Economics, UCP News

Five Questions with Chad Zimmerman, Executive Editor for Economics

Chad Zimmerman recently joined the Press as executive editor in the Books Division, acquiring new titles in economics, business, and public policy. Chad came to us from Oxford University Press, where he worked most recently as a senior editor building a robust list in public health, including books in health economics and policy. We’ve been excited to welcome him not only to the Press but to Chicago, and by way of introduction, we put together some questions about his interests.

What are you looking for in a book, and what kind of project gets you excited?

Voice. That is a terribly nonspecific answer, but hear me out:

Most people who write books are experts in what they’re writing about. Whether their book is any good depends on how they express (and in many cases, limit) their knowledge for the good of the reader. That expression takes the form of their writing voice. And writing voice comprises not just narration, but also how the work is structured.   

Reading is a “what’s in it for me?” activity. It is the author’s job to respect their reader and meet them on their level, whether that’s expert or non-expert. Very few authors have the personal eminence to write whatever they want and trust that people will read it. An editor’s job is to remind authors of these things and make sure the work matters.

What topic do you hope to never see another proposal about?

The Economics of Climate Change is a proposal title I see a lot. That doesn’t make it a nonstarter; climate change is the defining issue of our time. The question is whether the proposal offers something new and generous. Some projects amount to little more than an extended economic model. I’m not sure there’s great utility in that.

In your previous acquisitions work, what book are you particularly proud of that speaks to your approach as an editor, and why?

FORKED by UC Berkeley’s Saru Jayaraman, which I published while an editor at Oxford University Press in 2016. Jayaraman is a polymath and a force of nature whose work focuses on the lives and welfare of restaurant workers, especially those living on the $2.13 minimum wage for tipped workers. Her work examined how these policy deficits gave rise to the restaurant industry’s rampant culture of sexual harassment—and, at a societal level, the disproportionate link between restaurant work and working poverty.

The book originated with a cold email from me to Jayaraman, and years later I was fortunate to publish something that felt impactful. And it remains so: the paperback was the first book Alexandria Ocasio-Cortez ever endorsed, and it remains a point of origination in the Fight for $15 and #MeToo.

When you’re not reading book proposals and manuscripts in your field, what kinds of books do you enjoy reading?

Because I am not an economist and only recently became an editor in economics, I’ve been reading a lot of things from people working in this space.
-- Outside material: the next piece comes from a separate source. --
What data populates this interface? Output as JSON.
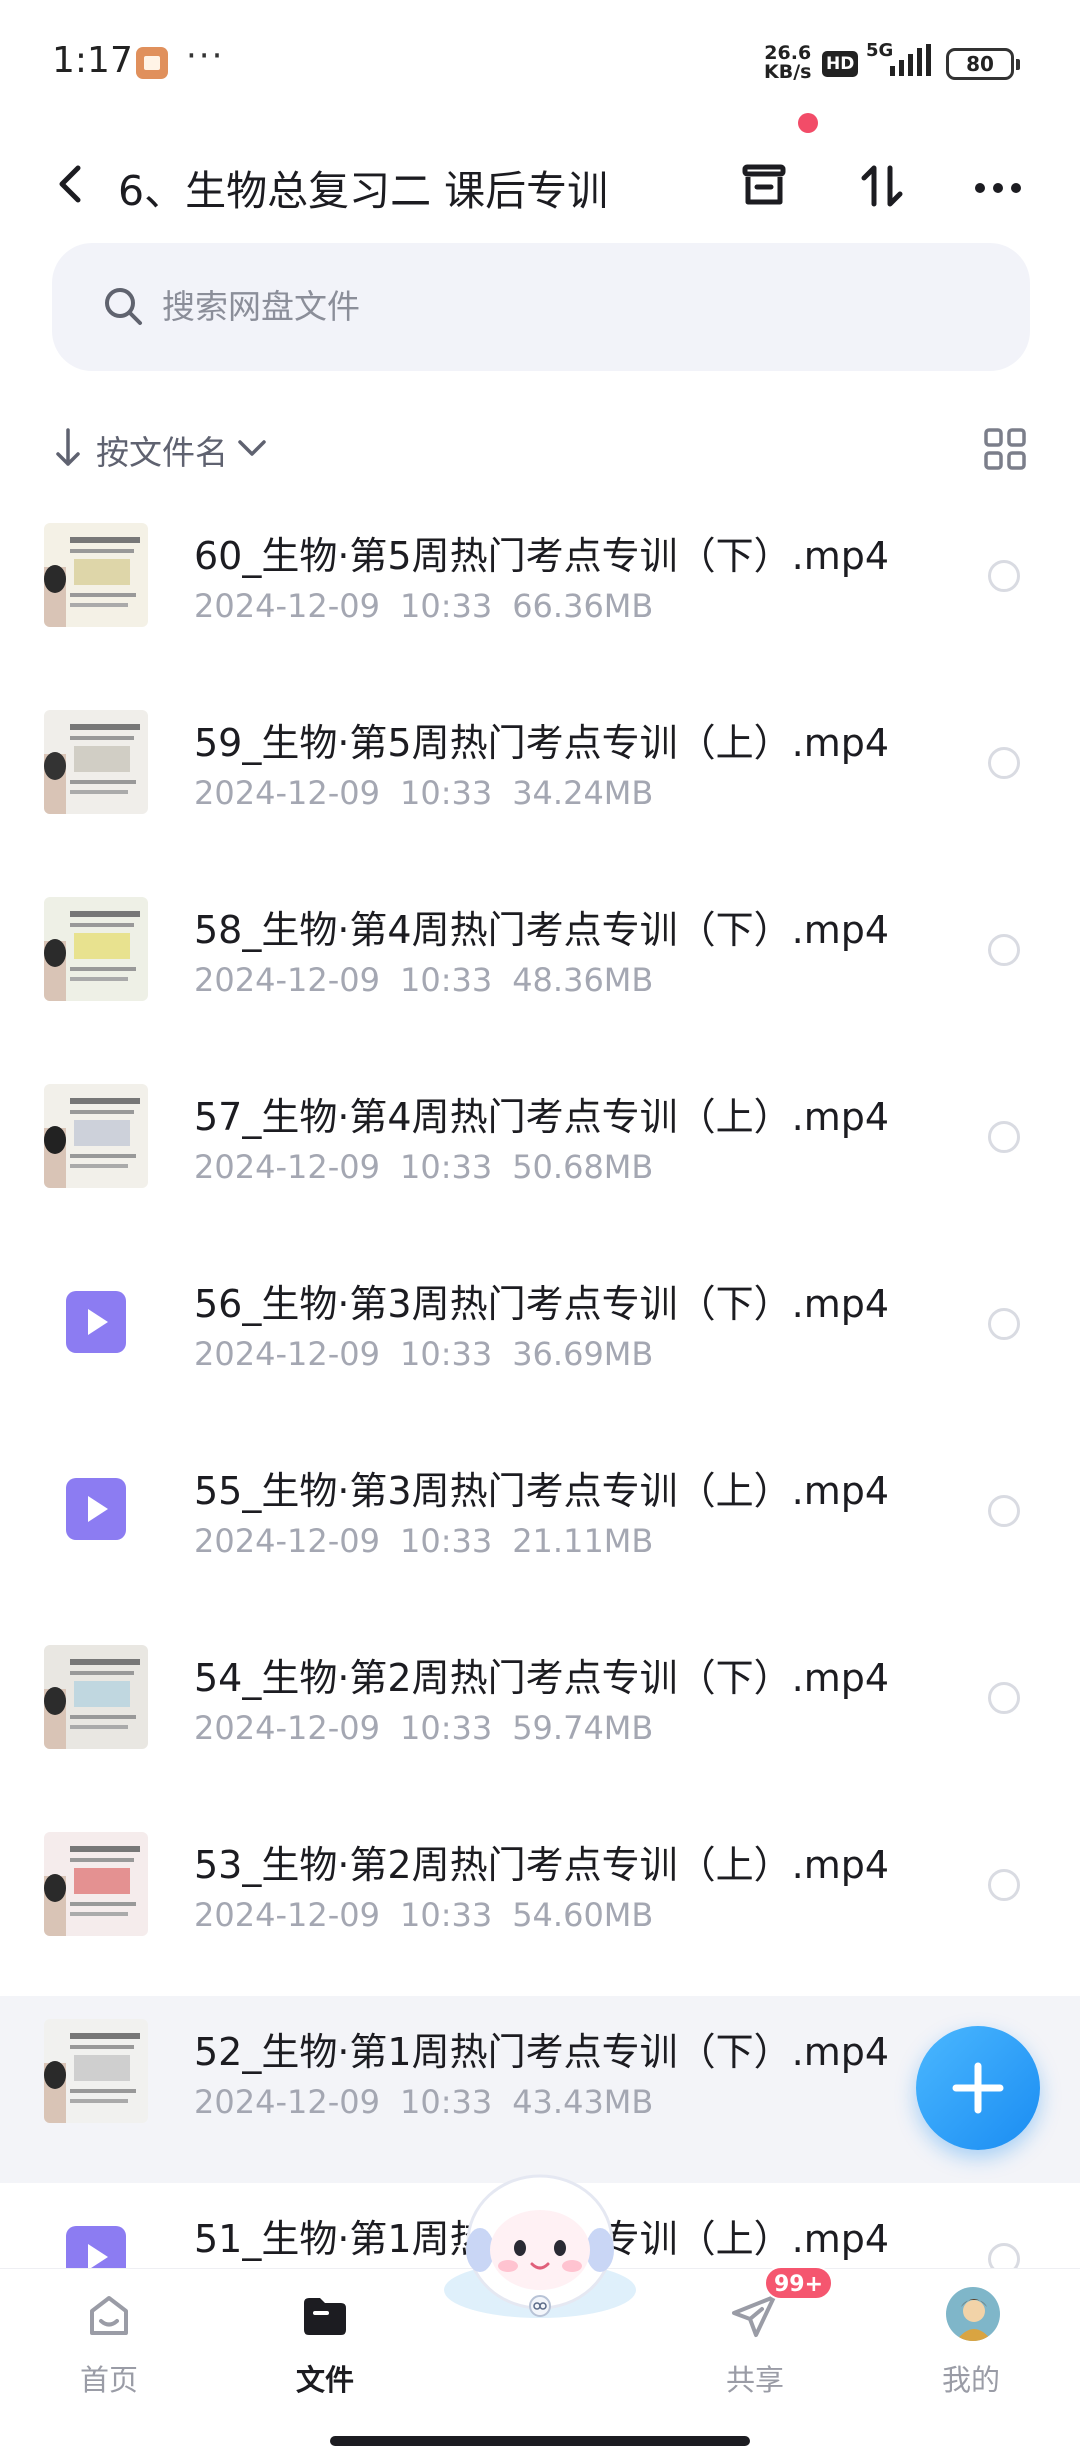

The most stirring so far have been Binyamin Appelbaum’s The Economists’ Hour; Branko Milanovic’s Capitalism, Alone; and Luigi Zingales’s A Capitalism for the People.

Meanwhile, fiction piles up. I’m reading Jenny Offill’s Weather in off moments during this first week of our sequestering. Its tone and humor fit the current mood. One thing on my list for this week is to place a big email order with Seminary Co-op, the bookstore in Hyde Park that has been one of the best things about life in Chicago. But this week’s list has slipped some.

You’re new to Chicago—what are you looking forward to most in the city?

I could go on and on here. My spouse and I have two large dogs and two young kids, so the spectrum of things we “look forward to” is spectacularly boring—mostly meals and walks. But living in Hyde Park feels privileged to the point of decadence because everything is beautiful and walking distance. The dogs have commandeered two of the local parks for illegal off-leash running in the mornings, which is something they never experienced in their previous lives. The kids go to a school near the Press’s office. At night I go grocery shopping in beautiful, well-stocked supermarkets.

And I’m excited for baseball games whenever baseball comes back around. As a Cincinnati Reds fan, my childhood was spent asking my parents why the Reds stadium was so filled with Cubs fans. So now I’ll go to Wrigley to exact some modest, pointless revenge. Then I’ll probably become a passing White Sox fan.